Florida Philosophical Association
- Abbreviation: FPA
- Formation: 1955
- Type: Scholarly and academic society
- Headquarters: FPA headquarters: Department of Philosophy, University of Florida 330 Griffin-Floyd Hall Gainesville, FL 32611-8545 Florida Philosophical Review headquarters: University of Central Florida, 4000 Central Florida Blvd, Orlando, FL 32816-1352
- Region served: Florida
- Membership: 349
- President: Susan Peppers-Bates
- Vice President: Joshua Rust
- Secretary-Treasurer: Ron Claypool
- Website: meta.phil.ufl.edu/host/fpa/

= Florida Philosophical Association =

American philosophical organization (founded 1955)

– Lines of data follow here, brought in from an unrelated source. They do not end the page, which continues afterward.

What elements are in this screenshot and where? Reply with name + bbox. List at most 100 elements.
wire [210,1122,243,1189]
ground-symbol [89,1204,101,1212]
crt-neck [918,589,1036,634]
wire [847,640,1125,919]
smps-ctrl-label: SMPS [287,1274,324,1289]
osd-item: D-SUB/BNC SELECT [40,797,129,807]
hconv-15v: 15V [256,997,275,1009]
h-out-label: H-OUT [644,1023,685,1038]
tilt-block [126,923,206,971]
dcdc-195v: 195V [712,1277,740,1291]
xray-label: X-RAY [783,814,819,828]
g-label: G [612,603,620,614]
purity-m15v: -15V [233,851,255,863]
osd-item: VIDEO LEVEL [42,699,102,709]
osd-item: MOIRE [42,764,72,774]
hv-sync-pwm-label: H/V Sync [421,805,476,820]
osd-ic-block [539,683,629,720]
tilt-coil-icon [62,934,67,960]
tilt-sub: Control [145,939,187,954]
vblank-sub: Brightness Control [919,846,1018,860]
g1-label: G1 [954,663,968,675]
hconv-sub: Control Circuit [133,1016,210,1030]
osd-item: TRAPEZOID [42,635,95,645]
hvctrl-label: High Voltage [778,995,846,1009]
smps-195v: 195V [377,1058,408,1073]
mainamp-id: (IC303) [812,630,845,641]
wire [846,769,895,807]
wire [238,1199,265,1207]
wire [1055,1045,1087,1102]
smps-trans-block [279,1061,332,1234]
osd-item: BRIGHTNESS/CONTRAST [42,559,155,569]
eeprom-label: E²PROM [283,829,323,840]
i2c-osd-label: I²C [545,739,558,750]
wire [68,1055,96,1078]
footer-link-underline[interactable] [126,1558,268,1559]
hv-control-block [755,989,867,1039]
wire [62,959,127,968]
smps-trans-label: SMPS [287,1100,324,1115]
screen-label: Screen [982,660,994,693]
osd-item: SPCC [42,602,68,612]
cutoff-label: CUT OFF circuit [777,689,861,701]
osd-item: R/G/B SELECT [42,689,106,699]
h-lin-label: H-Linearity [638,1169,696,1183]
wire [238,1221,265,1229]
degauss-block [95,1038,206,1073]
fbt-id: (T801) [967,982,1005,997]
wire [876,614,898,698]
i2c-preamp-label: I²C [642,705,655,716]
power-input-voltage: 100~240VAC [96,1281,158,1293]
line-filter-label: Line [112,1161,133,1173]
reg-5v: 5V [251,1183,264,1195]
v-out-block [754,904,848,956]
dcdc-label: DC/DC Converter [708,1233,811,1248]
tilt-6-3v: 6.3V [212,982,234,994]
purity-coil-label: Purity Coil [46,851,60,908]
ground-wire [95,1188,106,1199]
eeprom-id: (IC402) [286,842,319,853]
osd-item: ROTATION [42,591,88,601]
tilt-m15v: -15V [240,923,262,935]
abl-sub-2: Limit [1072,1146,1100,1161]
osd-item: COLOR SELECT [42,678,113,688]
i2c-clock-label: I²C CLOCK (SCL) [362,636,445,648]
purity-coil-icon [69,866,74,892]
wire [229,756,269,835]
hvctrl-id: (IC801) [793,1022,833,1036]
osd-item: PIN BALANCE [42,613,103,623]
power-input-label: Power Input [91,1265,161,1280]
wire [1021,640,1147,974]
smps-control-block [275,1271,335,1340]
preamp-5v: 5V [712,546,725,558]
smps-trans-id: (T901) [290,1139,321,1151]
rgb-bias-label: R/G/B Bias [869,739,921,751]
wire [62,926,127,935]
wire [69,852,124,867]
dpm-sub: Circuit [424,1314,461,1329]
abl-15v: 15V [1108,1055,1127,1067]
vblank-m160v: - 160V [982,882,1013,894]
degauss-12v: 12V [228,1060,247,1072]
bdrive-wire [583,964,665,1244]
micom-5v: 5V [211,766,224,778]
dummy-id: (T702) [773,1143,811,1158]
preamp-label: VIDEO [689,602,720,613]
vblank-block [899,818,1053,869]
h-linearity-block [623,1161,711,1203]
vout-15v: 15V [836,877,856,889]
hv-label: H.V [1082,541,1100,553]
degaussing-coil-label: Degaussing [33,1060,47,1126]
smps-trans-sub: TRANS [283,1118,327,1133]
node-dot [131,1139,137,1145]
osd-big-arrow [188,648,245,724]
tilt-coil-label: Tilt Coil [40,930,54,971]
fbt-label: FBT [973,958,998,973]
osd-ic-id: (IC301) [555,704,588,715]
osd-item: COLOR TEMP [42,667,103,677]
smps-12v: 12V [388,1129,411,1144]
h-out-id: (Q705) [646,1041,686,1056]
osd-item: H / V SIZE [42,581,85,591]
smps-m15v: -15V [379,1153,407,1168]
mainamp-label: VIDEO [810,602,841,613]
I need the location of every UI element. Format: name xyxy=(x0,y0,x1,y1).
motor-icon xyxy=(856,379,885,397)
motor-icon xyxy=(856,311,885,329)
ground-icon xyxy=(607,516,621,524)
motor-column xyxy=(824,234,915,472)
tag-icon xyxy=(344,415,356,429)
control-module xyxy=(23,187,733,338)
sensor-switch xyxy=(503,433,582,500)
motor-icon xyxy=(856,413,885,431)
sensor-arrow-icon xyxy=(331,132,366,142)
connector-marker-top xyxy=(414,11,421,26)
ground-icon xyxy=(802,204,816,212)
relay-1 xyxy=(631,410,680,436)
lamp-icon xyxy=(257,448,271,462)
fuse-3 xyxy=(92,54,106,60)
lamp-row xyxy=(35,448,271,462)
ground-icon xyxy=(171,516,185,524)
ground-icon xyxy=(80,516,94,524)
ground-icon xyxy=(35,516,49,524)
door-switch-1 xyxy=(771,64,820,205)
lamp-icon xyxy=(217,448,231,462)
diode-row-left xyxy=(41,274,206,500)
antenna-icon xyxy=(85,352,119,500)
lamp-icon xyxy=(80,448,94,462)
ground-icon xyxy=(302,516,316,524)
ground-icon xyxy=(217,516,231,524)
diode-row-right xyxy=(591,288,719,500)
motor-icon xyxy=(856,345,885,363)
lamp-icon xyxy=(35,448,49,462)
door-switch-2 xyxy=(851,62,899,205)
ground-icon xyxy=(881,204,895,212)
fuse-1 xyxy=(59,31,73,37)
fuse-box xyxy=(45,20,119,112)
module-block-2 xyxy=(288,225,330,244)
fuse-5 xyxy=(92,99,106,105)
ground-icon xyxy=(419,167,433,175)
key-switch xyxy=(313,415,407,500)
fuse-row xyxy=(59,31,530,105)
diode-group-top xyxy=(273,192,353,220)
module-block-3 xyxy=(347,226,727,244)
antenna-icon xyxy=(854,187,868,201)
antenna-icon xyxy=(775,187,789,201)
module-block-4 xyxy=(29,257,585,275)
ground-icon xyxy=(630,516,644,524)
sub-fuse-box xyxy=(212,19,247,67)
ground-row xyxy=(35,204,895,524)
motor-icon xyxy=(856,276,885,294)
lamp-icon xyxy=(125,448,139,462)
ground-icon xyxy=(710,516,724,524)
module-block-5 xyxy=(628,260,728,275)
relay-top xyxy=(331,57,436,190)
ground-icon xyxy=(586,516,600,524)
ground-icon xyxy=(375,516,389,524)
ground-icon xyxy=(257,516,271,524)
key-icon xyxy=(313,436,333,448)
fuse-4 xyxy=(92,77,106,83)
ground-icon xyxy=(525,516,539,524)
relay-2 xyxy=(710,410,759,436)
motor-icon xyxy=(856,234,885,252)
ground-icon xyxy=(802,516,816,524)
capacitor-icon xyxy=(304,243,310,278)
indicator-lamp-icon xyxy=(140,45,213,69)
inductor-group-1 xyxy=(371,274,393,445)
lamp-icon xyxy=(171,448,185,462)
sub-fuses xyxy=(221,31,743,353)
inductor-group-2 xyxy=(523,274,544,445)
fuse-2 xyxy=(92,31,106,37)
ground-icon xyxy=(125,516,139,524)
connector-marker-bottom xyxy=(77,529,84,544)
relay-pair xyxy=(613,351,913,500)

The Florida Philosophical Association (FPA) is a scholarly academic organization founded in 1955 to promote the study of philosophy in Florida. The organization sponsors an annual conference in November. Past presidents include Grayson Douglas Browning (1967–1968), Ellen Stone Haring (1974–1975), Jaakko Hintikka (1984–1985), and Roy Weatherford (1997–1998).

The Florida Philosophical Review is the peer-reviewed electronic journal of the FPA. It is published annually or biannually by the Department of Philosophy of the University of Central Florida.

The president for 2025–2026 has been the feminist philosopher Susan Peppers-Bates of Stetson University.